I bambini affetti da questa malattia respirano in maniera normale durante la veglia, ma una volta addormentati non riescono a gestire la ventilazione, questo disordine del controllo della respirazione autonoma è associato ad una disfunzione del Sistema Nervoso Autonomo (SNA).
La sigla CCHS (Congenital Central Hypoventilation Syndrome) ha sostituito la vecchia definizione di Sindrome di Ondine, termine proveniente dal folklore germanico legato alla storia della ninfa acquatica Ondine, che si innamorò di un cavaliere mortale dal quale ebbe un figlio. Ben presto però il cavaliere la tradì, scatenando la sua ira e la conseguente maledizione: l’uomo sarebbe stato in grado di respirare fin quando fosse rimasto sveglio, una volta addormentato avrebbe perso il respiro morendo.
La storia germanica rispecchia purtroppo la situazione della bambina di Treviso e degli altri piccoli affetti da questa rara malattia, incapaci di controllare il proprio respiro una volta addormentati, e per questo bisognosi di dispositivi di ventilazione meccanica che li tenga in vita durante la notte.
L’ A.I.S.I.C.C informa che da un recente studio francese, si stima siano 1 su 200.000 nati i bambini affetti da questa malattia rara, provocata dalla mutazione di un gene, in Italia si attendono ogni anno circa due o tre casi. Purtroppo, nonostante i passi avanti compiuti dalla ricerca, che hanno portato all’individuazione del gene responsabile, non esiste ancora cura per questa sindrome, tutti i piccoli pazienti infatti sono costretti all’utilizzo di una macchina per respirare durante il sonno.

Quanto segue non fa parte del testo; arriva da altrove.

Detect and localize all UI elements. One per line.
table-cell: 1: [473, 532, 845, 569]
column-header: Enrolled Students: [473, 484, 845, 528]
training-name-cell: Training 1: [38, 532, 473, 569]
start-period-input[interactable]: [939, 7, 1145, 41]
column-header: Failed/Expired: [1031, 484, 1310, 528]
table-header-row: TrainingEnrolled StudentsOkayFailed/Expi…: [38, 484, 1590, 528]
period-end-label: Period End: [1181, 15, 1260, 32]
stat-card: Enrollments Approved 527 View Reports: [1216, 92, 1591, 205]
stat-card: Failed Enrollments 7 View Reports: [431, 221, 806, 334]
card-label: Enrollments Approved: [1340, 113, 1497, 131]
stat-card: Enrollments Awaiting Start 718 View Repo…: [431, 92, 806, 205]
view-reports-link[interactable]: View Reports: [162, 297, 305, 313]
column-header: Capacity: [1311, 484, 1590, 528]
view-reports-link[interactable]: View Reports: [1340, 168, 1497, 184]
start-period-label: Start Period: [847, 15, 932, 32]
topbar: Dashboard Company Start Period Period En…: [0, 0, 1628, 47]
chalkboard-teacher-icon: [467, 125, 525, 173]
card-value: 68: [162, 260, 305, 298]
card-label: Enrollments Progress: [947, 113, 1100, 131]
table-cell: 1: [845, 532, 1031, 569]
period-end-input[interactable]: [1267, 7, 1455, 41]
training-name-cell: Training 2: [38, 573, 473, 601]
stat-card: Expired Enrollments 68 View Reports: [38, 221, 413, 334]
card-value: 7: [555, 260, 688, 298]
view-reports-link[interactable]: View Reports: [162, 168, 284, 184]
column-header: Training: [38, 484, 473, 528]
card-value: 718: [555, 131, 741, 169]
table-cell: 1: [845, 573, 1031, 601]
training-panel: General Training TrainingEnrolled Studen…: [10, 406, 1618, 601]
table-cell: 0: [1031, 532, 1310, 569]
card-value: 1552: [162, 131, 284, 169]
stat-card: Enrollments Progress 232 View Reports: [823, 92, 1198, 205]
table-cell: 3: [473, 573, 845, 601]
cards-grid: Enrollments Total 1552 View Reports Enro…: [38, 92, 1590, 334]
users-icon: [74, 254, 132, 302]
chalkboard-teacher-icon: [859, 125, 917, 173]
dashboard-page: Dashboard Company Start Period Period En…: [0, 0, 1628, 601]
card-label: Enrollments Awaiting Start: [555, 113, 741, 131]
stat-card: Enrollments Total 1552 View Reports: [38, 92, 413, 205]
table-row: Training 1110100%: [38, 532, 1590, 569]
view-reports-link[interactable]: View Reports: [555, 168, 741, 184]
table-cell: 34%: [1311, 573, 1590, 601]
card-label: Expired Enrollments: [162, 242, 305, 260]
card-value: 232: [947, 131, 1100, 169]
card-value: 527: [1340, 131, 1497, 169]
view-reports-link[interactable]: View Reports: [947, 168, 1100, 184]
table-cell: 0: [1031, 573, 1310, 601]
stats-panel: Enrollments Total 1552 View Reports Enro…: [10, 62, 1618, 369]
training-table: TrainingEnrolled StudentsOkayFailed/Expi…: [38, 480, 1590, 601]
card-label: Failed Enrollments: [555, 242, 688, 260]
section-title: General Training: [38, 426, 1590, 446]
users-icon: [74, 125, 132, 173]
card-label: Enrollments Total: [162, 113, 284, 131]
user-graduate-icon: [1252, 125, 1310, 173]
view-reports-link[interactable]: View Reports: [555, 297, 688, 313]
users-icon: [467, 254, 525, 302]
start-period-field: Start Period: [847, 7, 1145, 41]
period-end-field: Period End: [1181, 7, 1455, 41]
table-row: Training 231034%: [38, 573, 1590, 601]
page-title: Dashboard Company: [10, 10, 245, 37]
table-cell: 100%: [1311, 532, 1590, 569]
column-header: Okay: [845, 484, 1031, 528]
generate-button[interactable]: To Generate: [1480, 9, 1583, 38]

Una delle piccole vite colpite abita a Casale sul Sile vicino Treviso e da cinque anni, ogni notte viene attaccata ad una macchina per non morire. Appresa la notizia, dopo i primi mesi di difficoltà e disperazione, i genitori sono stati accerchiati dalla solidarietà e soprattutto dall’assistenza del servizio sanitario locale, che ha messo a disposizione della famiglia un macchinario per la ventilazione utilizzato dalla bimba ogni volta che si addormenta.
Grazie all’aiuto dell’Associazione nazionale ed al confronto con le altre famiglie che avevano vissuto prima di loro la drammatica esperienza, i genitori hanno potuto permettere alla propria bambina un’esistenza pressochè normale, ciò è stato possibile anche grazie alla ricerca che ha isolato il fenomeno e permesso di rintracciarlo attraverso un test Dna.
Il test ha salvato dalla morte molti neonati, che in passato morivano nel sonno per complicazioni respiratorie non meglio specificate, e che oggi hanno invece un’aspettativa di vita più lunga anche se costellata da difficoltà.